Yet another holiday season is here in which we spend copious amounts of time standing in post office lines mailing off huge things. Every year I am more and more amazed to see how unattractive the religious Christmas stamps are. This year's pick: the Madonna of the Carnation by Bernardino Luini, painted circa 1515, is like every other Renaissance oil painting that gets chosen each year to represent the religious side of Christmas. Yes, I know the tradition of the Madonna and Child is a revered classic. But medieval paintings make Christianity appear as though it's permanently stuck 500 years back. Other religions: especially the attractive blue Eid stamp and the blue-and-yellow artfully drawn dreidel stamp for Hanukkah, get tasteful depictions of what their religion stands for in the 21th century. (Although the Eid stamp is totally out of season now that the Muslim holiday has rotated to September and won't be anywhere near Christmas time for at least two more decades. )
Usually the secular Christmas stamps are done pretty well but this year's "holiday knits" stamp takes new awards for ugliness. Who dreams up these designs?
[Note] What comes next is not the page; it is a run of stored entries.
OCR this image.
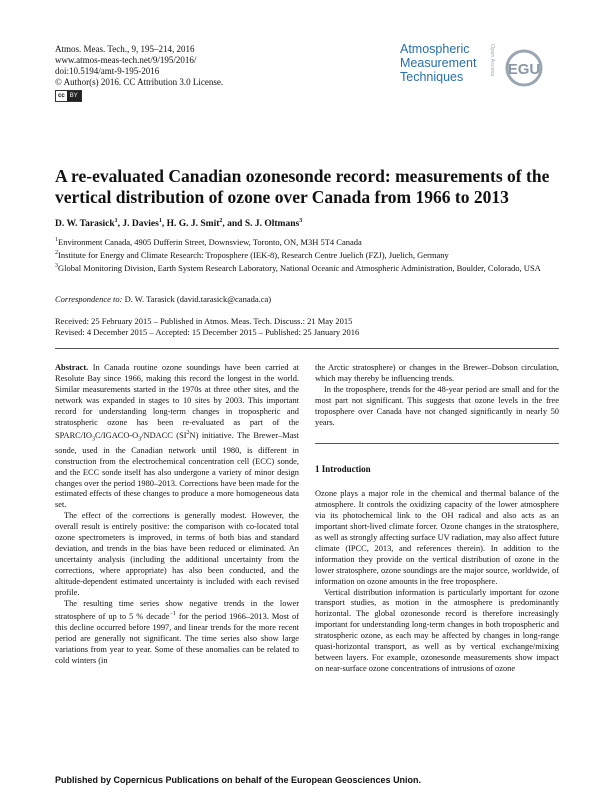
Atmos. Meas. Tech., 9, 195–214, 2016
www.atmos-meas-tech.net/9/195/2016/
doi:10.5194/amt-9-195-2016
© Author(s) 2016. CC Attribution 3.0 License.
cc BY
Atmospheric
Measurement
Techniques
Open Access EGU
A re-evaluated Canadian ozonesonde record: measurements of the vertical distribution of ozone over Canada from 1966 to 2013
D. W. Tarasick$^1$, J. Davies$^1$, H. G. J. Smit$^2$, and S. J. Oltmans$^3$
$^1$Environment Canada, 4905 Dufferin Street, Downsview, Toronto, ON, M3H 5T4 Canada
$^2$Institute for Energy and Climate Research: Troposphere (IEK-8), Research Centre Juelich (FZJ), Juelich, Germany
$^3$Global Monitoring Division, Earth System Research Laboratory, National Oceanic and Atmospheric Administration, Boulder, Colorado, USA
Correspondence to: D. W. Tarasick (david.tarasick@canada.ca)
Received: 25 February 2015 – Published in Atmos. Meas. Tech. Discuss.: 21 May 2015
Revised: 4 December 2015 – Accepted: 15 December 2015 – Published: 25 January 2016

Abstract. In Canada routine ozone soundings have been carried at Resolute Bay since 1966, making this record the longest in the world. Similar measurements started in the 1970s at three other sites, and the network was expanded in stages to 10 sites by 2003. This important record for understanding long-term changes in tropospheric and stratospheric ozone has been re-evaluated as part of the SPARC/$IO_3C/IGACO-O_3$/NDACC $(SI^2N)$ initiative. The Brewer–Mast sonde, used in the Canadian network until 1980, is different in construction from the electrochemical concentration cell (ECC) sonde, and the ECC sonde itself has also undergone a variety of minor design changes over the period 1980–2013. Corrections have been made for the estimated effects of these changes to produce a more homogeneous data set.

The effect of the corrections is generally modest. However, the overall result is entirely positive: the comparison with co-located total ozone spectrometers is improved, in terms of both bias and standard deviation, and trends in the bias have been reduced or eliminated. An uncertainty analysis (including the additional uncertainty from the corrections, where appropriate) has also been conducted, and the altitude-dependent estimated uncertainty is included with each revised profile.

The resulting time series show negative trends in the lower stratosphere of up to 5 % decade$^{-1}$ for the period 1966–2013. Most of this decline occurred before 1997, and linear trends for the more recent period are generally not significant. The time series also show large variations from year to year. Some of these anomalies can be related to cold winters (in

the Arctic stratosphere) or changes in the Brewer–Dobson circulation, which may thereby be influencing trends.

In the troposphere, trends for the 48-year period are small and for the most part not significant. This suggests that ozone levels in the free troposphere over Canada have not changed significantly in nearly 50 years.

1 Introduction

Ozone plays a major role in the chemical and thermal balance of the atmosphere. It controls the oxidizing capacity of the lower atmosphere via its photochemical link to the OH radical and also acts as an important short-lived climate forcer. Ozone changes in the stratosphere, as well as strongly affecting surface UV radiation, may also affect future climate (IPCC, 2013, and references therein). In addition to the information they provide on the vertical distribution of ozone in the lower stratosphere, ozone soundings are the major source, worldwide, of information on ozone amounts in the free troposphere.

Vertical distribution information is particularly important for ozone transport studies, as motion in the atmosphere is predominantly horizontal. The global ozonesonde record is therefore increasingly important for understanding long-term changes in both tropospheric and stratospheric ozone, as each may be affected by changes in long-range quasi-horizontal transport, as well as by vertical exchange/mixing between layers. For example, ozonesonde measurements show impact on near-surface ozone concentrations of intrusions of ozone

Published by Copernicus Publications on behalf of the European Geosciences Union.
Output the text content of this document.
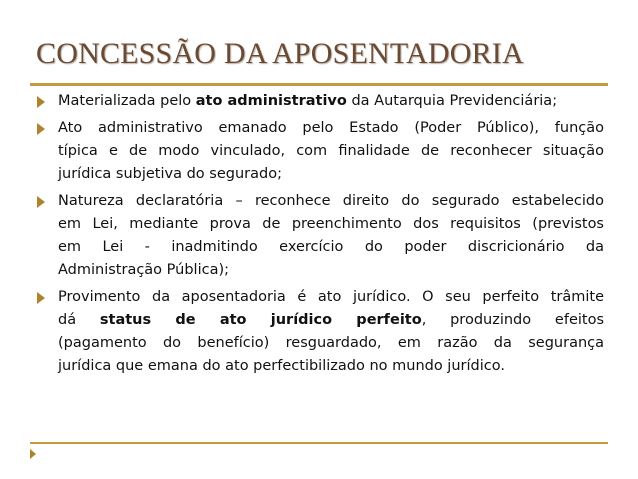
CONCESSÃO DA APOSENTADORIA
Materializada pelo ato administrativo da Autarquia Previdenciária;
Ato administrativo emanado pelo Estado (Poder Público), função
típica e de modo vinculado, com finalidade de reconhecer situação
jurídica subjetiva do segurado;
Natureza declaratória – reconhece direito do segurado estabelecido
em Lei, mediante prova de preenchimento dos requisitos (previstos
em Lei - inadmitindo exercício do poder discricionário da
Administração Pública);
Provimento da aposentadoria é ato jurídico. O seu perfeito trâmite
dá status de ato jurídico perfeito, produzindo efeitos
(pagamento do benefício) resguardado, em razão da segurança
jurídica que emana do ato perfectibilizado no mundo jurídico.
Would someone at the U.S. Postal Service have the guts to commission a 21st century Mother and Child that most of the stamp-buying public could actually relate to? I have nothing against 16th-century art. While in college, I studied in France and spent months wandering through museums in Paris, Florence, Rome, Venice and many other places. What I really cottoned to were the bright 20th-century tapestries of the Apocalypse by Frenchman Jean Lurcat. He took at 2,000-year-old idea and made it something that 19-year-old me (at the time) could relate to.
Presenting a more modern depiction of the Madonna and Child would surely be controversial; something the postal service avoids by choosing Renaissance classics. But it would engage a public weary of Santa Claus and seeking the true meaning of of the holiday.
— Julia Duin, assistant national editor/religion, The Washington Times
Comments (4)
Julia, Julia, Julia--you consider the Madonna of the Carnation ugly? After reading the title of this post I thought you were certainly going to slam some non-denominational, multi-cultural, so-inoffensive-as-to-be-offensive paint-by-numbers bit of modern trash, but this? I'm shocked!
I'm also confused--is this "ugly" to you because it's old? What is so hard to "relate to" about this stamp?
By the way, congratulations on the blog. I'm a regular reader now--especially if you're going to keep things "edgy" like with this post. ;-)
Best,
Chris
Posted by Chris | December 10, 2007 6:08 PM
Actually, there are 2 eids. There's Eid al Fitr, the festival that is at the end of Ramadan. This eid will be at the end of September/beginning of October next year, depending on the moonsighting (ah, the joys of a lunar calendar).
Then there's Eid al Adha, the festival at the end of Hajj and that one is slated for next week. Yup, I got my Eid stamps and I'm sending out my Eid cards.
Posted by rahma | December 11, 2007 4:08 PM
Follow-up to Chris, from a different POV. I don't see the art as being called ugly, as Julia explains she has nothing against it. The secular holiday stamps, however, were called ugly. Your opinion may vary.
The PO does seem to be stuck on Old Masters stuff. I like the art, I dislike seeing it commercially used to "represent" the Christian holiday.
Happy mails, to you, until we meet again...
Posted by Dave VZ | December 13, 2007 4:21 PM
I agree, Julia. They're ugly! How about showing Mary & Jesus as depicted in the "Nativity Story", "kind of" Jewish looking & from the right period in time. Makes sense to me.